Parti, ait olduğu yapının genel karakteri üzerinde ilk günden beri dünyaya verdiği mesajlarda hâlâ despotik ulusal sol çizgidedir.

İslam dünyasında örgütlenen despotik ulusal solun genel karakteri, İslâmî her tür gelişmeyi politik abartı formu içinde Batı’ya ihbar etmek ve onu engellemeye dönük işçilik karşısında siyasal bir ücret/destek talep etmek üzerine oturmuştur.

İçeride ulusallıktan, ulusal çıkarlardan söz ederken dışarıya bağımlığı içeri aleyhine sınırsızca meşrulaştırıp sistemleştiren bu çürük karakter, Batı’nın İslam dünyasına yönelik projelerinde her zaman “eldeki sopa” işlevi görmüştür. Despotik ulusal sol, kendisini ana akım İslâmî hareketlere karşı konumlandırmış ve bu hususta Batı’dan daha katı bir yaklaşım içinde görünmeye özen göstermiştir.

Aynı ulusal sol, bununla birlikte, Mısır’da Cemal Abdünnasır deneyiminden de istifadeyle ilk günden bu yana kendilerine itaat eden ve ana akım İslâmî hareketlerden uzak duran, dindar kesimlerle barışık kalmaya hatta onlara yerel örgütlenmede bir pay ayırmaya da önem vermiştir.

Despotik solun uç seküler yüzü; bu hiçbir zaman iskelet olmayan ve olmayacak dindar yapılarla ilişkiler üzerinden “yumuşak” gibi görünür, onlara halk nezdinde meşruiyet ve taban kazandırır, aynı zamanda onların toplumu İslam’dan uzaklaştırma programlarında da kayda değer bir hasar oluşturmaz. 

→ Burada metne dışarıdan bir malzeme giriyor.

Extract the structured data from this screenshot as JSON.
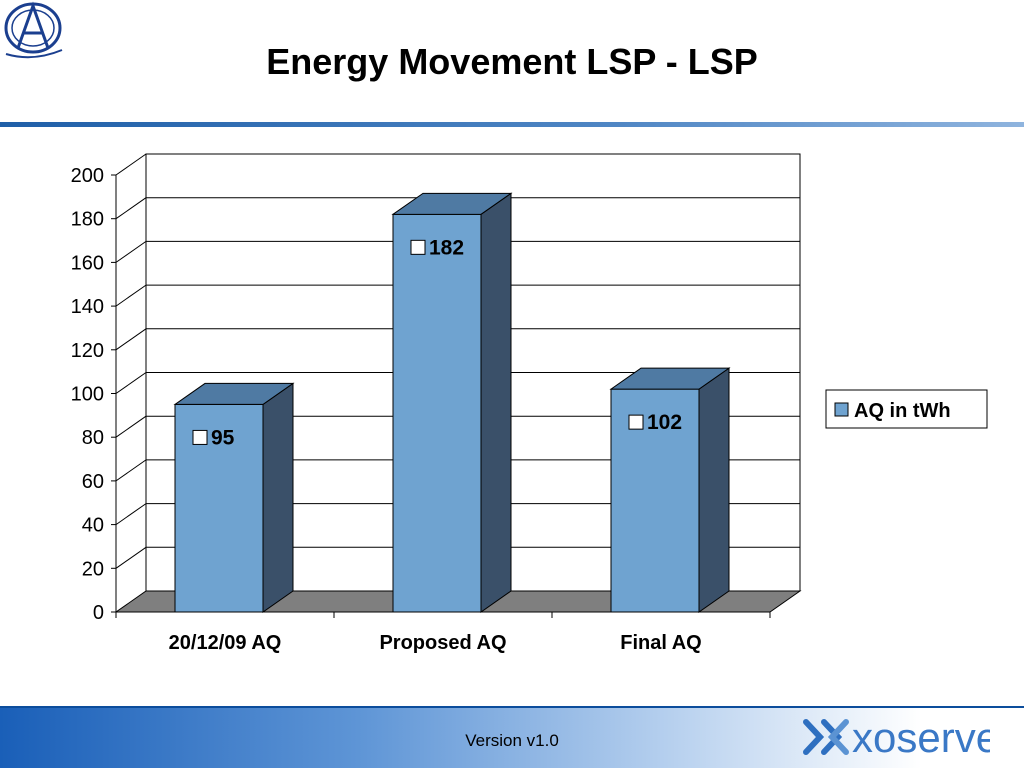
{
  "page": {
    "title": "Energy Movement LSP - LSP",
    "footer_version": "Version v1.0",
    "logo_icon": "a-monogram-logo-icon",
    "brand_logo": "xoserve-logo",
    "brand_text": "xoserve"
  },
  "colors": {
    "bar_front": "#6fa3d0",
    "bar_top": "#4f7aa3",
    "bar_side": "#3a5069",
    "floor": "#7f7f7f",
    "title_rule": "#1f5fa8"
  },
  "chart_data": {
    "type": "bar",
    "categories": [
      "20/12/09 AQ",
      "Proposed AQ",
      "Final AQ"
    ],
    "series": [
      {
        "name": "AQ in tWh",
        "values": [
          95,
          182,
          102
        ]
      }
    ],
    "data_labels": [
      "95",
      "182",
      "102"
    ],
    "yticks": [
      0,
      20,
      40,
      60,
      80,
      100,
      120,
      140,
      160,
      180,
      200
    ],
    "ylim": [
      0,
      200
    ],
    "title": "",
    "xlabel": "",
    "ylabel": "",
    "grid": true,
    "legend": {
      "position": "right",
      "entries": [
        "AQ in tWh"
      ]
    },
    "three_d": true
  }
}
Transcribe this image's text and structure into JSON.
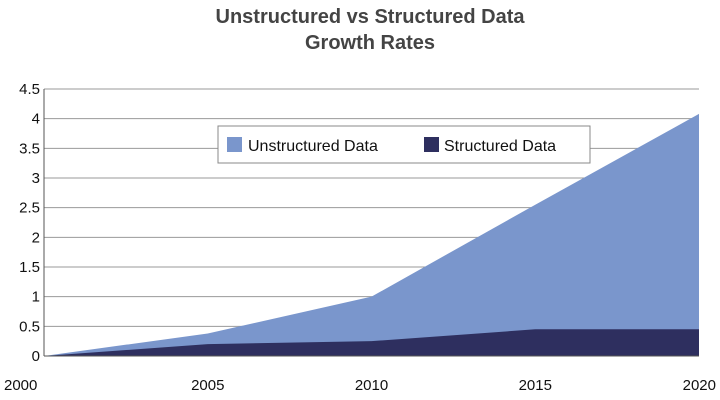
{
  "chart_data": {
    "type": "area",
    "title_line1": "Unstructured vs Structured Data",
    "title_line2": "Growth Rates",
    "xlabel": "",
    "ylabel": "",
    "x_ticks": [
      "2000",
      "2005",
      "2010",
      "2015",
      "2020"
    ],
    "y_ticks": [
      "0",
      "0.5",
      "1",
      "1.5",
      "2",
      "2.5",
      "3",
      "3.5",
      "4",
      "4.5"
    ],
    "xlim": [
      2000,
      2020
    ],
    "ylim": [
      0,
      4.5
    ],
    "grid": "horizontal",
    "stacked": false,
    "legend_placement": "top-center",
    "x": [
      2000,
      2005,
      2010,
      2015,
      2020
    ],
    "series": [
      {
        "name": "Unstructured  Data",
        "color": "#7a96cc",
        "values": [
          0,
          0.38,
          1.0,
          2.55,
          4.08
        ]
      },
      {
        "name": "Structured Data",
        "color": "#2e2f5f",
        "values": [
          0,
          0.2,
          0.25,
          0.45,
          0.45
        ]
      }
    ]
  }
}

HDP’nin örgütlü yapısı içinde, Batı’daki “yeşiller” düzeyinde çağdaşçı/Batılı yaşam tarzını benimseyip her tür ahlaki kriteri yok sayan bir gençlik yetiştirmesi; söz konusu günü, sosyal yapıyı ve uzak siyasetleri okumayan itaatkâr dindar yapıların dikkatini çekmez. Onların bilinç düzeyi ve çıkara dayalı yaklaşımları; böyle bir örgütsel siyasal günahkârlığı anlamaya engel teşkil eder. Dolayısıyla HDP, siyasi çizgisini kolaylıkla sürdürme imkânı vermiştir.

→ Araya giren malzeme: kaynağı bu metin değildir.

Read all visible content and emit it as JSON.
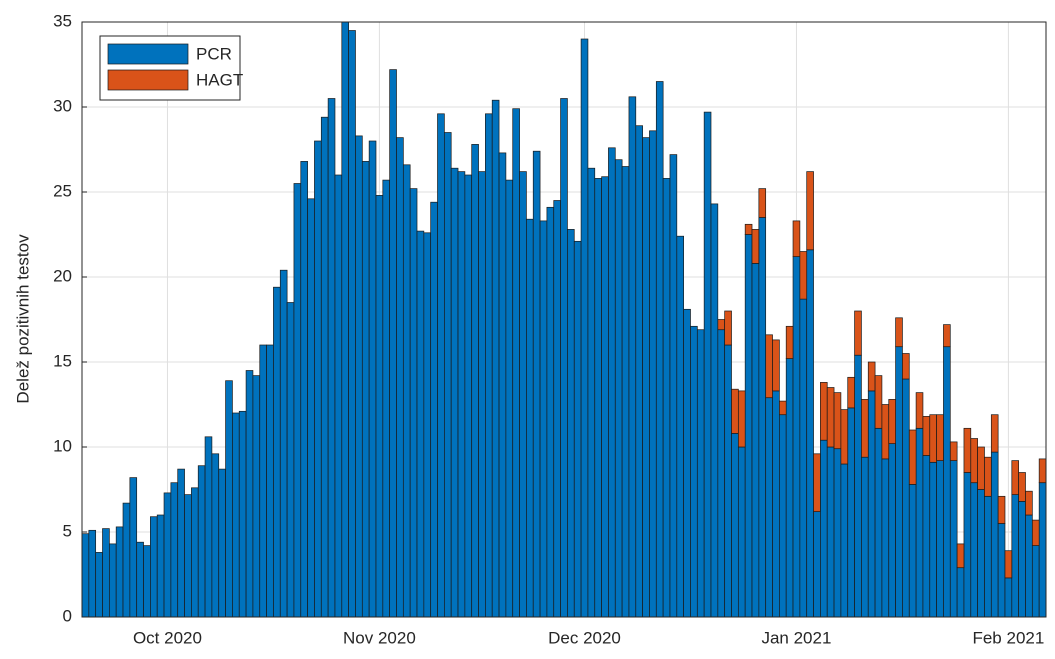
{
  "chart_data": {
    "type": "stacked_bar",
    "ylabel": "Delež pozitivnih testov",
    "categories": [
      null,
      null,
      null,
      null,
      null,
      null,
      null,
      null,
      null,
      null,
      null,
      null,
      "Oct 2020",
      null,
      null,
      null,
      null,
      null,
      null,
      null,
      null,
      null,
      null,
      null,
      null,
      null,
      null,
      null,
      null,
      null,
      null,
      null,
      null,
      null,
      null,
      null,
      null,
      null,
      null,
      null,
      null,
      null,
      null,
      "Nov 2020",
      null,
      null,
      null,
      null,
      null,
      null,
      null,
      null,
      null,
      null,
      null,
      null,
      null,
      null,
      null,
      null,
      null,
      null,
      null,
      null,
      null,
      null,
      null,
      null,
      null,
      null,
      null,
      null,
      null,
      "Dec 2020",
      null,
      null,
      null,
      null,
      null,
      null,
      null,
      null,
      null,
      null,
      null,
      null,
      null,
      null,
      null,
      null,
      null,
      null,
      null,
      null,
      null,
      null,
      null,
      null,
      null,
      null,
      null,
      null,
      null,
      null,
      "Jan 2021",
      null,
      null,
      null,
      null,
      null,
      null,
      null,
      null,
      null,
      null,
      null,
      null,
      null,
      null,
      null,
      null,
      null,
      null,
      null,
      null,
      null,
      null,
      null,
      null,
      null,
      null,
      null,
      null,
      null,
      null,
      "Feb 2021",
      null,
      null,
      null,
      null,
      null
    ],
    "series": [
      {
        "name": "PCR",
        "color": "#0072bd",
        "values": [
          4.9,
          5.1,
          3.8,
          5.2,
          4.3,
          5.3,
          6.7,
          8.2,
          4.4,
          4.2,
          5.9,
          6.0,
          7.3,
          7.9,
          8.7,
          7.2,
          7.6,
          8.9,
          10.6,
          9.6,
          8.7,
          13.9,
          12.0,
          12.1,
          14.5,
          14.2,
          16.0,
          16.0,
          19.4,
          20.4,
          18.5,
          25.5,
          26.8,
          24.6,
          28.0,
          29.4,
          30.5,
          26.0,
          35.0,
          34.5,
          28.3,
          26.8,
          28.0,
          24.8,
          25.7,
          32.2,
          28.2,
          26.6,
          25.2,
          22.7,
          22.6,
          24.4,
          29.6,
          28.5,
          26.4,
          26.2,
          26.0,
          27.8,
          26.2,
          29.6,
          30.4,
          27.3,
          25.7,
          29.9,
          26.2,
          23.4,
          27.4,
          23.3,
          24.1,
          24.5,
          30.5,
          22.8,
          22.1,
          34.0,
          26.4,
          25.8,
          25.9,
          27.6,
          26.9,
          26.5,
          30.6,
          28.9,
          28.2,
          28.6,
          31.5,
          25.8,
          27.2,
          22.4,
          18.1,
          17.1,
          16.9,
          29.7,
          24.3,
          16.9,
          16.0,
          10.8,
          10.0,
          22.5,
          20.8,
          23.5,
          12.9,
          13.3,
          11.9,
          15.2,
          21.2,
          18.7,
          21.6,
          6.2,
          10.4,
          10.0,
          9.9,
          9.0,
          12.3,
          15.4,
          9.4,
          13.3,
          11.1,
          9.3,
          10.2,
          15.9,
          14.0,
          7.8,
          11.1,
          9.5,
          9.1,
          9.2,
          15.9,
          9.2,
          2.9,
          8.5,
          7.9,
          7.5,
          7.1,
          9.7,
          5.5,
          2.3,
          7.2,
          6.8,
          6.0,
          4.2,
          7.9
        ]
      },
      {
        "name": "HAGT",
        "color": "#d95319",
        "values": [
          0,
          0,
          0,
          0,
          0,
          0,
          0,
          0,
          0,
          0,
          0,
          0,
          0,
          0,
          0,
          0,
          0,
          0,
          0,
          0,
          0,
          0,
          0,
          0,
          0,
          0,
          0,
          0,
          0,
          0,
          0,
          0,
          0,
          0,
          0,
          0,
          0,
          0,
          0,
          0,
          0,
          0,
          0,
          0,
          0,
          0,
          0,
          0,
          0,
          0,
          0,
          0,
          0,
          0,
          0,
          0,
          0,
          0,
          0,
          0,
          0,
          0,
          0,
          0,
          0,
          0,
          0,
          0,
          0,
          0,
          0,
          0,
          0,
          0,
          0,
          0,
          0,
          0,
          0,
          0,
          0,
          0,
          0,
          0,
          0,
          0,
          0,
          0,
          0,
          0,
          0,
          0,
          0,
          0.6,
          2.0,
          2.6,
          3.3,
          0.6,
          2.0,
          1.7,
          3.7,
          3.0,
          0.8,
          1.9,
          2.1,
          2.8,
          4.6,
          3.4,
          3.4,
          3.5,
          3.3,
          3.2,
          1.8,
          2.6,
          3.4,
          1.7,
          3.1,
          3.2,
          2.6,
          1.7,
          1.5,
          3.2,
          2.1,
          2.3,
          2.8,
          2.7,
          1.3,
          1.1,
          1.4,
          2.6,
          2.6,
          2.5,
          2.3,
          2.2,
          1.6,
          1.6,
          2.0,
          1.7,
          1.4,
          1.5,
          1.4
        ]
      }
    ],
    "ylim": [
      0,
      35
    ],
    "yticks": [
      0,
      5,
      10,
      15,
      20,
      25,
      30,
      35
    ],
    "grid": true,
    "legend": "top-left"
  }
}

Bu siyasi çizgi; HDP’ye despotik solcu PKK’nin üzerine kurulu olduğu esaslardan kopmadan günlük siyasette geniş kitlelere seslenme ve nihayetinde bölge siyasetinde iktidar olma imkânı verdi.
Bu çizgi, temelleri kadim Şarkiyatçı Fransız Mason mahzenlerinde atılmış; günümüzde ise Neo-Şarkiyatçı Pentagon uzmanlarınca güncellenmiş, çok incelikli bir siyaset mühendisliği eseridir. Siyaseti kabataslak ve sadece yerelden okuyanlar, hiçbir zaman bu mühendislik ve mimariyi anlayamadılar. 

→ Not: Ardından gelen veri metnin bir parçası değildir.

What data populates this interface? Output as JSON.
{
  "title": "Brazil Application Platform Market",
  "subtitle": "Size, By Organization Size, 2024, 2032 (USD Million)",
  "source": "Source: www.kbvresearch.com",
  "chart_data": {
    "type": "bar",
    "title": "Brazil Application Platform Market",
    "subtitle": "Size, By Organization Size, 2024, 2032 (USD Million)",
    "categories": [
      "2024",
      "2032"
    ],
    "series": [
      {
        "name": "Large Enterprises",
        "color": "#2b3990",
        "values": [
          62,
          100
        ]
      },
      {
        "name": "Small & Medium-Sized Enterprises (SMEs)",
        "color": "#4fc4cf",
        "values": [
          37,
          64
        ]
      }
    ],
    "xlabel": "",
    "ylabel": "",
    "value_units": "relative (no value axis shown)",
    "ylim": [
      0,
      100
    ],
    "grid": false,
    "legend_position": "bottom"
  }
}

HDP, bu karakterle beraber Türk solu kökenlidir; ondan doğmadır ve ona karşı her zaman boynu büküktür; kendisini Türk solunun hizmetkârı konumunda görme kompleksinden hiçbir zaman kurtulamamıştır. Bunda hiç kuşkusuz partide Dersim-Adıyaman hattı Alevi sathının örgüte hâkim olmasının da kayda değer bir payı vardır.

CHP’yi bir noktada HDP’den ayıran, CHP’nin İslam dünyasındaki ulusal sol yapılardan baştan beri farklı olarak halka karşı dindar görünme zorunluluğu hissetmemesi, o yönde hiçbir zaman bir çaba içinde bulunmamasıdır.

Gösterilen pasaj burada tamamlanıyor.